A free exhibition in Paris is trying to lift the veil on the period around the French Revolution.
The showcase, Louis XVI, Marie-Antoinette et la Révolution, has less than a month to run before breaking for the summer.
Held at the National Archives Museum - Hôtel de Soubise, it traces the royal family during this tumultuous period, from their departure from Versailles to the abolition of the monarchy and the establishment of France’s first republic.
Exploring the 1789-1792 period, it uses archived documents, etchings, paintings and furniture to create a picture of the events that unfolded.
Louis XVI’s diary entries
For instance, Louis XVI’s journal from this time - covering the period from 1791 to 1792 - will be on display for visitors to read.
This will include his famous passage in which he wrote: “Tuesday 14 July 1789: nothing”.
Despite rarely documenting his political or personal life, the king did provide insight into his thoughts in a declaration written on June 20, 1791, called the Political Testament, in which he complains about his lack of freedom and how he had been sacrificed for the French people.
Marie-Antoinette’s letters with Sweden’s Axel de Ferson are also on display.
While some of the letters have gone missing or been destroyed, around 60 remain in the National Archives.
She devoted much of her life to letter writing, and while some were redacted, a project carried out by the National Archives and Conservation Research Centre has revealed the redacted content of 8 out of fifteen letters.
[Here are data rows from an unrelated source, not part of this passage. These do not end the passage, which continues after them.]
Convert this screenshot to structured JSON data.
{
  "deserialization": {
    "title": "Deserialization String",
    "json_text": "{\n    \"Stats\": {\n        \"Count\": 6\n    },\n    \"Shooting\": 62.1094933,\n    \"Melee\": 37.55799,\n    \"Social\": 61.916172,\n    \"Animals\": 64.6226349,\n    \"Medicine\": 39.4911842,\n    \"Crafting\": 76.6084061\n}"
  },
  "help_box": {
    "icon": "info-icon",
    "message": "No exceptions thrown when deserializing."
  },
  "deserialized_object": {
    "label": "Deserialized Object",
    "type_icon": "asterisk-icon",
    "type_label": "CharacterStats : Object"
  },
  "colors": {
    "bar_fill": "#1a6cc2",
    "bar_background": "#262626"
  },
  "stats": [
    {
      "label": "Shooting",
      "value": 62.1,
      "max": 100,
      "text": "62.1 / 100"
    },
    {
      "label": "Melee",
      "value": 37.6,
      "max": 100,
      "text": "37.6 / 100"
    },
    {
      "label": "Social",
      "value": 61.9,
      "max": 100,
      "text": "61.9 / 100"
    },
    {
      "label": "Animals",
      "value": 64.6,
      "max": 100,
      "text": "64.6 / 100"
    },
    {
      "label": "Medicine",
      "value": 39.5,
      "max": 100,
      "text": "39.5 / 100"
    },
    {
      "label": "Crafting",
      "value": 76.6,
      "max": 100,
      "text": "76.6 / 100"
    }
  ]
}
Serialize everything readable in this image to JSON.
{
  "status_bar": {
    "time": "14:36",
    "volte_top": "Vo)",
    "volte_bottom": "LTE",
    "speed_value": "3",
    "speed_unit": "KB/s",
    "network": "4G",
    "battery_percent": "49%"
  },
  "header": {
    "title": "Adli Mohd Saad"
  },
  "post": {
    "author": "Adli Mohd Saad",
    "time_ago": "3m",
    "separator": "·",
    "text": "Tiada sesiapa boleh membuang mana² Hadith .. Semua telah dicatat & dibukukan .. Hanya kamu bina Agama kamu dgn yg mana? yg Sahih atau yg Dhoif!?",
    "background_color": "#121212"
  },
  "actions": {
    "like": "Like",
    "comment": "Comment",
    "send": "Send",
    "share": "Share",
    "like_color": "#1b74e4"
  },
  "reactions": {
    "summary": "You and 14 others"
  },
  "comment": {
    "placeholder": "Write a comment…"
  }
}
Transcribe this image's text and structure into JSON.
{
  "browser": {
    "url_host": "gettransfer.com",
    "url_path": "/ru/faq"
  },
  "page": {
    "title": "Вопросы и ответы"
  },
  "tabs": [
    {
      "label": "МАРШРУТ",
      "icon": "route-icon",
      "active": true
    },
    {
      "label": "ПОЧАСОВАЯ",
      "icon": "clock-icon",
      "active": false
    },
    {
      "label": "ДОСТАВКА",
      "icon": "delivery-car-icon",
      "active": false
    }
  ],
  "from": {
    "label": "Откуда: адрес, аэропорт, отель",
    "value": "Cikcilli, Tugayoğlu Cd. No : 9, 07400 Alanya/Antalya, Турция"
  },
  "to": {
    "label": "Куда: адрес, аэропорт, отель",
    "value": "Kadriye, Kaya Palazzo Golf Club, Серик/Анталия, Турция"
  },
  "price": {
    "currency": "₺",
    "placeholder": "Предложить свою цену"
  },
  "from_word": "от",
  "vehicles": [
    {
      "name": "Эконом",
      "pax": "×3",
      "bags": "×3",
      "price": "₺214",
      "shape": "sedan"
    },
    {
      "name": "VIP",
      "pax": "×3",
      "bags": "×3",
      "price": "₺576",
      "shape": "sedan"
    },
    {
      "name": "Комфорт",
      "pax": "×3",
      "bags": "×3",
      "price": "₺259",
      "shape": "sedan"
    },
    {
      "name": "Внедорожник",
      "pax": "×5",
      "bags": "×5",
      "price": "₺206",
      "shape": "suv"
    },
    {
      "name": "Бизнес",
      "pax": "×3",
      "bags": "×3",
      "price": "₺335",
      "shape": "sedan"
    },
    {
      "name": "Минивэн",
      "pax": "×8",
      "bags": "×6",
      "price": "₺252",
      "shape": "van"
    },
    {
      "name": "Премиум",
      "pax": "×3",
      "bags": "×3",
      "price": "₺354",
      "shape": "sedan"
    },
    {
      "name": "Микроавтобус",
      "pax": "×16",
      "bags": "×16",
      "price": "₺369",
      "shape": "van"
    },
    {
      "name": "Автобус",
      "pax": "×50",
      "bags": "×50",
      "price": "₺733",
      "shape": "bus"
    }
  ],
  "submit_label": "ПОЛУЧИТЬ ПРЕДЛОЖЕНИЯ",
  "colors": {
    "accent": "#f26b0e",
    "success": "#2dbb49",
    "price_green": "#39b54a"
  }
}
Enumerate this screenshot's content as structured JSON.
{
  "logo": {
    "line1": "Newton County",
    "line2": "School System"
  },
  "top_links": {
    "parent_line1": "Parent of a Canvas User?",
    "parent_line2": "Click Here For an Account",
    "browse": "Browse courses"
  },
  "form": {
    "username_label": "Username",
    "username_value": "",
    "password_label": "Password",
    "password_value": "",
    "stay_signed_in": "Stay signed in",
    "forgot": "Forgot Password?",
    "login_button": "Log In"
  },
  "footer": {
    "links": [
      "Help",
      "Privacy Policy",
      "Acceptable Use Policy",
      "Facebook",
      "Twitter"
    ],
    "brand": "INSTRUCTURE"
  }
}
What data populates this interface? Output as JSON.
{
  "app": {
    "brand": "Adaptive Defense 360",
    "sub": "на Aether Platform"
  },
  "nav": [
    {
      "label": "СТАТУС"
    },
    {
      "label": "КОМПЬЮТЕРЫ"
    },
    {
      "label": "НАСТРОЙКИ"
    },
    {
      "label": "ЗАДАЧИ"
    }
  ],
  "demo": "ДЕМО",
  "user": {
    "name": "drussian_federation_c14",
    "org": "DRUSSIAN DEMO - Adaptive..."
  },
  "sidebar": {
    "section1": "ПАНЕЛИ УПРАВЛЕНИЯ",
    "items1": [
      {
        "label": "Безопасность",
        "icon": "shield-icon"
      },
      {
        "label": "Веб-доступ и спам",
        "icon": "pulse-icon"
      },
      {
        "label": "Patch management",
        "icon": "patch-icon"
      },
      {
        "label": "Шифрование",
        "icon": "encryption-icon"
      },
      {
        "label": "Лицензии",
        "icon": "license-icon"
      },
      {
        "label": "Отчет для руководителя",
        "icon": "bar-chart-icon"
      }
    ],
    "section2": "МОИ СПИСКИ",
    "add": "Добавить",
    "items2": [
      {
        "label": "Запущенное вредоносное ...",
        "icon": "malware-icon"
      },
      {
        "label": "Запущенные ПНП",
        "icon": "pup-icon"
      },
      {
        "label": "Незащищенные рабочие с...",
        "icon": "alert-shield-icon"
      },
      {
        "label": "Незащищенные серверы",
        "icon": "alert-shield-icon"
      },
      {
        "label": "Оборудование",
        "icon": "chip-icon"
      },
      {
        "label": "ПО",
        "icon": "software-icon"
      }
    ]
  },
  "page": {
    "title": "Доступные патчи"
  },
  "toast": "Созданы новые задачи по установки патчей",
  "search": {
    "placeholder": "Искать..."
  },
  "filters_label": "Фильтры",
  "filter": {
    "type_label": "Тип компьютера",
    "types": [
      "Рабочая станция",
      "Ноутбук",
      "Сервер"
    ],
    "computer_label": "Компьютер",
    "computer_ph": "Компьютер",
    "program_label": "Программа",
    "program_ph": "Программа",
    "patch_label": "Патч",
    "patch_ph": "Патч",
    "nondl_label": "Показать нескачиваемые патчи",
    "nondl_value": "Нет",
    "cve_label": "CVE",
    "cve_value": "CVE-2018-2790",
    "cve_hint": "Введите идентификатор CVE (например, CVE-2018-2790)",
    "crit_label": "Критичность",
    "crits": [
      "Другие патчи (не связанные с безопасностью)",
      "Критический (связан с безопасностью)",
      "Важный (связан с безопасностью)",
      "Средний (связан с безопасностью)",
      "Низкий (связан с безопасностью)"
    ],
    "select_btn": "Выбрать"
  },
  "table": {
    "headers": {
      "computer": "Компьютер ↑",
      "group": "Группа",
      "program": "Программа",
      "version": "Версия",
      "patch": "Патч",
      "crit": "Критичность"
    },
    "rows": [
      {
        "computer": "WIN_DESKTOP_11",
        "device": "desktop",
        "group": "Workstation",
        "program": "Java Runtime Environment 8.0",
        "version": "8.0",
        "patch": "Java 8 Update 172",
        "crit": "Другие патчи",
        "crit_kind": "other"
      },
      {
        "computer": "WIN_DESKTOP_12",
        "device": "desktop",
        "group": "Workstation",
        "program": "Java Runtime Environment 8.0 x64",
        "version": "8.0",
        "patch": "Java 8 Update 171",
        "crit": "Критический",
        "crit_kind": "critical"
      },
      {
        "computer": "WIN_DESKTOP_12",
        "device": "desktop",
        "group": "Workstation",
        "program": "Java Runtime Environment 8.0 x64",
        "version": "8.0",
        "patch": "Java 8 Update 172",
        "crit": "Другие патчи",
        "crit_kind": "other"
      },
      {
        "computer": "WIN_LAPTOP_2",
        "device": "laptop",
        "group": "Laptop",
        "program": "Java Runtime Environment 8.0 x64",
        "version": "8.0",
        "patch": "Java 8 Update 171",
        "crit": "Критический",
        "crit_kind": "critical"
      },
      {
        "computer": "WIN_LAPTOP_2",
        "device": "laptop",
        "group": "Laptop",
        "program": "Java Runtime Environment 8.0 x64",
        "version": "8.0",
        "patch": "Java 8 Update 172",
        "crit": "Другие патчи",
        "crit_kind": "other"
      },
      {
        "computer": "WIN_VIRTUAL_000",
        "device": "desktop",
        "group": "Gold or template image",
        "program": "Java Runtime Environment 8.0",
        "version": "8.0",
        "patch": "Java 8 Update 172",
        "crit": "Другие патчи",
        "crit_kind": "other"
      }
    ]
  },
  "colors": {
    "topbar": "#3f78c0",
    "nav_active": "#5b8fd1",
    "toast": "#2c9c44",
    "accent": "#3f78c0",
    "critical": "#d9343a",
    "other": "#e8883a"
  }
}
The project has made clear that it was Fersen himself who redacted the letters - in an attempt to hide the romantic parts - rather than one of his relatives or ancestors, as was previously thought.
This is the first time there is proof of the Count declaring his love for Marie-Antoinette.
A largely unseen portrait of Marie-Antoinette
Alongside the diary entries and correspondence is a largely unseen portrait of Marie-Antoinette.
Painted by Swedish artist Adolf Ulrik Wertmüller around 1785-1788, the painting shows her in a white shirt with a hint of a smile.
It is believed to show her in the morning before she has applied her make-up, and it is a far cry from the dramatic portraits painted by Elisabeth Vigée Le Brun.
The painting, which comes from a private collection, has not been on display in Paris since 1954.
When is the exhibition on?
The Louis XVI, Marie-Antoinette et la Révolution exhibition runs until July 3 and then again from August 30 until November 6 at the National Archives Museum - Hôtel de Soubise in central Paris.
It is open from Monday to Friday (except Tuesday), 10:00-17:30, and Saturday and Sunday 14:00-19:00.